I mercati librari di altre nazioni, per utenza potenziale (come quello degli Stati Uniti) o effettiva (la Francia, dove i lettori forti sono molto più numerosi che da noi), hanno una zona grigia più ampia, un margine di manovra per cui i lettori forti – critici o meno – possono influenzare il mercato molto più di quanto non avvenga in Italia. Poi anche la Francia ha le sue magagne, per carità, ma mi sembra che sia possibile un passaggio più fruttuoso tra i due mercati.
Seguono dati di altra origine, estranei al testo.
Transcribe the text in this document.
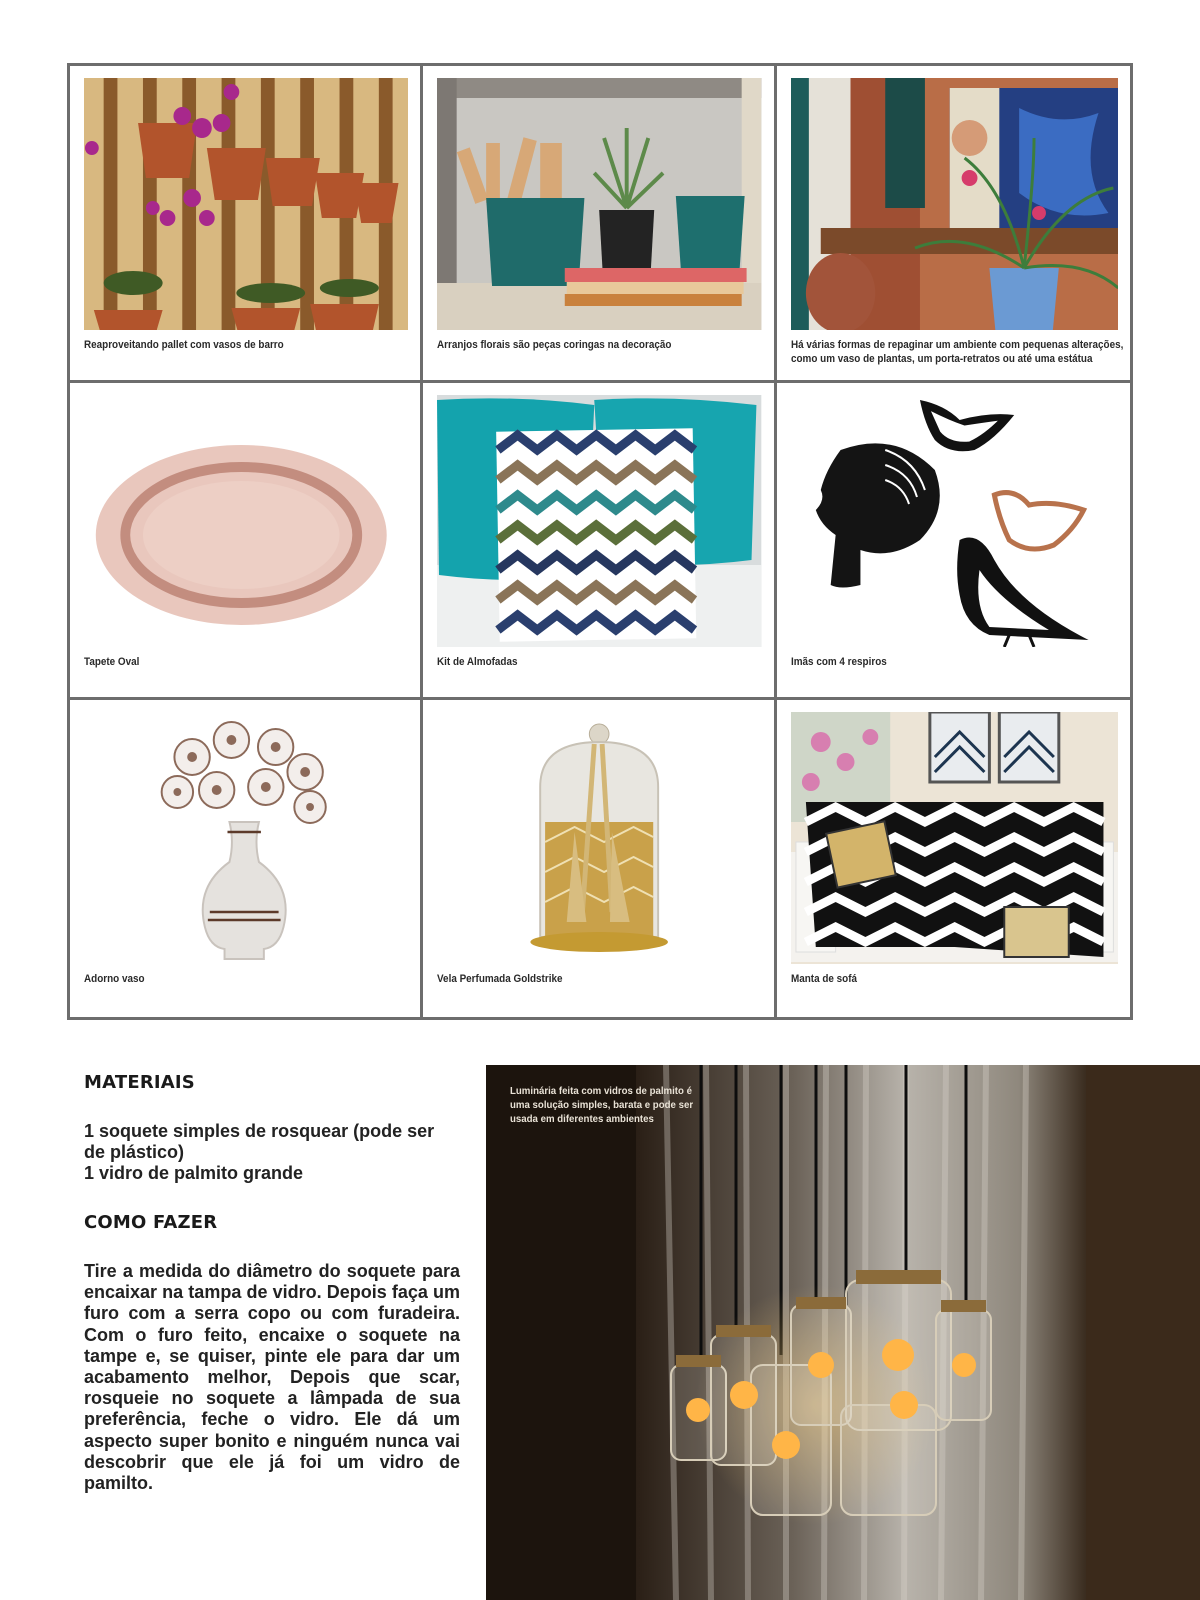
Reaproveitando pallet com vasos de barro	Arranjos florais são peças coringas na decoração	Há várias formas de repaginar um ambiente com pequenas alterações, como um vaso de plantas, um porta-retratos ou até uma estátua
Tapete Oval	Kit de Almofadas	Imãs com 4 respiros
Adorno vaso	Vela Perfumada Goldstrike	Manta de sofá
MATERIAIS
1 soquete simples de rosquear (pode ser de plástico)
1 vidro de palmito grande
COMO FAZER

Tire a medida do diâmetro do soquete para encaixar na tampa de vidro. Depois faça um furo com a serra copo ou com furadeira. Com o furo feito, encaixe o soquete na tampe e, se quiser, pinte ele para dar um acabamento melhor, Depois que scar, rosqueie no soquete a lâmpada de sua preferência, feche o vidro. Ele dá um aspecto super bonito e ninguém nunca vai descobrir que ele já foi um vidro de pamilto.

Luminária feita com vidros de palmito é uma solução simples, barata e pode ser usada em diferentes ambientes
Forse il punto di snodo è la libreria, intendendo quella fisica, che diventa sempre più un luogo essenziale per districarsi nella sterminata produzione odierna. Se attraverso i media non si riesce a intervenire, forse ci si può provare agendo dal basso, sui librai. Ma anche qui le grandi catene ormai dominano, e molte hanno le loro priorità: dicono ai librai, di questo vendimene almeno X copie, e i librai che possono fare? Ci provano, poveracci. Non che la catena sia in sé il male assoluto, eh: però sono tendenze che emergono. Le librerie indipendenti in questo potrebbero essere essenziali, ma anche loro navigano in pessime acque. Il fatto che in università spesso girino sempre gli stessi nomi, le stesse opere, poi, non giova.
6) Quali sono le personalità e i luoghi della critica che consideri più seri e affidabili?
Questa domanda m’imbarazza molto: da un lato rischio di cadere nella rete delle «scuole», di dare l’impressione di dire esattamente (e solamente) ciò che ci si aspetta da me, per paraculaggine o per mancanza di autonomia; dall’altro non sono mai stato bravo a stilare classifiche, a organizzare podi. Ci sarebbero molte persone da nominare, mentre le riviste e i blog scontano il fatto di essere il frutto di un lavoro collettivo, per cui non posso dire «ah come mi fido di questa rivista», ma semmai «ah, quanto mi piace questo articolo». Comunque non ho intenzione di condividere questo elenco pubblicamente.
Cito solo il coriaceo «L’Indice dei libri del mese», perché resiste da più di trent’anni e già solo per questo meriterebbe un monumento. Le sue periodiche difficoltà rendono conto della mancanza di quella «zona grigia» di cui sopra, quella in cui prospera ad esempio «Le magazine littéraire», o in cui un’operazione ancor più di nicchia quale «L’atelier du roman» può almeno vivacchiare.
Cecilia Ghidotti è nata a Brescia nel 1984. Ha recentemente completato un dottorato in Culture Letterarie Filologiche e Storiche presso l’Università di Bologna. Si è occupata di letteratura italiana degli anni Zero, in particolare di romanzi a dominante storica sul passato recente.
Giacomo Tinelli è nato a Merate nel 1986. Laureato all’Università di Roma Tre, è attualmente dottorando in Letterature comparate presso l’Università di Bologna. Ha collaborato con Between.
Carlo Tirinanzi De Medici è nato a Novara nel 1982. Ha studiato in Italia e in Francia. Laureato all’Università di Siena, ha conseguito il dottorato all’Università di Trento. Si occupa di teoria e storia del romanzo. Nel 2012 ha pubblicato un libro sul realismo nel romanzo contemporaneo.